On the other hand, VT’s mission statement focuses on creating and disseminating knowledge. While the mission statement certainly covers every facet expected of a large public land-grant university (teaching, research, outreach, etc.), it does not have the particular focus on students seen in HMC’s mission statement. This is acceptable, because VT was not designed to be a teaching-focused undergraduate-only institution like HMC. Although VT’s mission statement is more detailed, it seems too generic. It didn’t really tell me any specifics, such as the type of teaching focus (new pedagogy, technology-enabled, etc.), I was looking for. I was drawn more towards HMC’s statement because of its brevity and clarity. I could immediately tell what kinds of graduates HMC produces, just from reading the 1-sentence mission statement.

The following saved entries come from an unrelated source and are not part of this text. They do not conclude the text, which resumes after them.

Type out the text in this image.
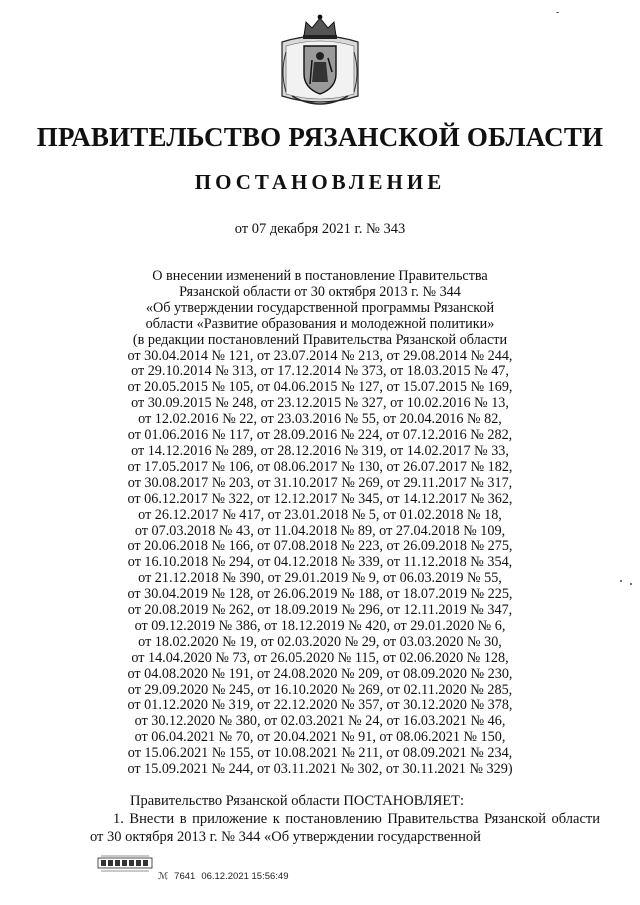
ПРАВИТЕЛЬСТВО РЯЗАНСКОЙ ОБЛАСТИ
ПОСТАНОВЛЕНИЕ
от 07 декабря 2021 г. № 343
О внесении изменений в постановление Правительства
Рязанской области от 30 октября 2013 г. № 344
«Об утверждении государственной программы Рязанской
области «Развитие образования и молодежной политики»
(в редакции постановлений Правительства Рязанской области
от 30.04.2014 № 121, от 23.07.2014 № 213, от 29.08.2014 № 244,
от 29.10.2014 № 313, от 17.12.2014 № 373, от 18.03.2015 № 47,
от 20.05.2015 № 105, от 04.06.2015 № 127, от 15.07.2015 № 169,
от 30.09.2015 № 248, от 23.12.2015 № 327, от 10.02.2016 № 13,
от 12.02.2016 № 22, от 23.03.2016 № 55, от 20.04.2016 № 82,
от 01.06.2016 № 117, от 28.09.2016 № 224, от 07.12.2016 № 282,
от 14.12.2016 № 289, от 28.12.2016 № 319, от 14.02.2017 № 33,
от 17.05.2017 № 106, от 08.06.2017 № 130, от 26.07.2017 № 182,
от 30.08.2017 № 203, от 31.10.2017 № 269, от 29.11.2017 № 317,
от 06.12.2017 № 322, от 12.12.2017 № 345, от 14.12.2017 № 362,
от 26.12.2017 № 417, от 23.01.2018 № 5, от 01.02.2018 № 18,
от 07.03.2018 № 43, от 11.04.2018 № 89, от 27.04.2018 № 109,
от 20.06.2018 № 166, от 07.08.2018 № 223, от 26.09.2018 № 275,
от 16.10.2018 № 294, от 04.12.2018 № 339, от 11.12.2018 № 354,
от 21.12.2018 № 390, от 29.01.2019 № 9, от 06.03.2019 № 55,
от 30.04.2019 № 128, от 26.06.2019 № 188, от 18.07.2019 № 225,
от 20.08.2019 № 262, от 18.09.2019 № 296, от 12.11.2019 № 347,
от 09.12.2019 № 386, от 18.12.2019 № 420, от 29.01.2020 № 6,
от 18.02.2020 № 19, от 02.03.2020 № 29, от 03.03.2020 № 30,
от 14.04.2020 № 73, от 26.05.2020 № 115, от 02.06.2020 № 128,
от 04.08.2020 № 191, от 24.08.2020 № 209, от 08.09.2020 № 230,
от 29.09.2020 № 245, от 16.10.2020 № 269, от 02.11.2020 № 285,
от 01.12.2020 № 319, от 22.12.2020 № 357, от 30.12.2020 № 378,
от 30.12.2020 № 380, от 02.03.2021 № 24, от 16.03.2021 № 46,
от 06.04.2021 № 70, от 20.04.2021 № 91, от 08.06.2021 № 150,
от 15.06.2021 № 155, от 10.08.2021 № 211, от 08.09.2021 № 234,
от 15.09.2021 № 244, от 03.11.2021 № 302, от 30.11.2021 № 329)
Правительство Рязанской области ПОСТАНОВЛЯЕТ:
1. Внести в приложение к постановлению Правительства Рязанской области от 30 октября 2013 г. № 344 «Об утверждении государственной
ℳ 7641 06.12.2021 15:56:49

One of the suggested articles, What do universities want to be? A content analysis of mission and vision statements worldwide, found that virtually no mission statements included some sort of quantitative figure–which holds true for the two missions statements I selected. I suspect this is because including some number as a metric acts as a ceiling for the university. For example, if VT says that they want to “bring in $1 million in research grants this year,” $1 million acts as a “cap.” Why should VT be limited to just $1 million? What if they don’t achieve that metric in a given year? Should the Board of Visitors have to approve a new mission statement on a regular basis to accommodate economic trends, such as inflation ($1m now does not hold the same value as $1m ten years ago)? Although it would be nice to get a feel for the kinds of numbers VT (and other higher-ed institutions) hope to produce, I believe they don’t include such statements because it may inhibit the underlying purpose of the university.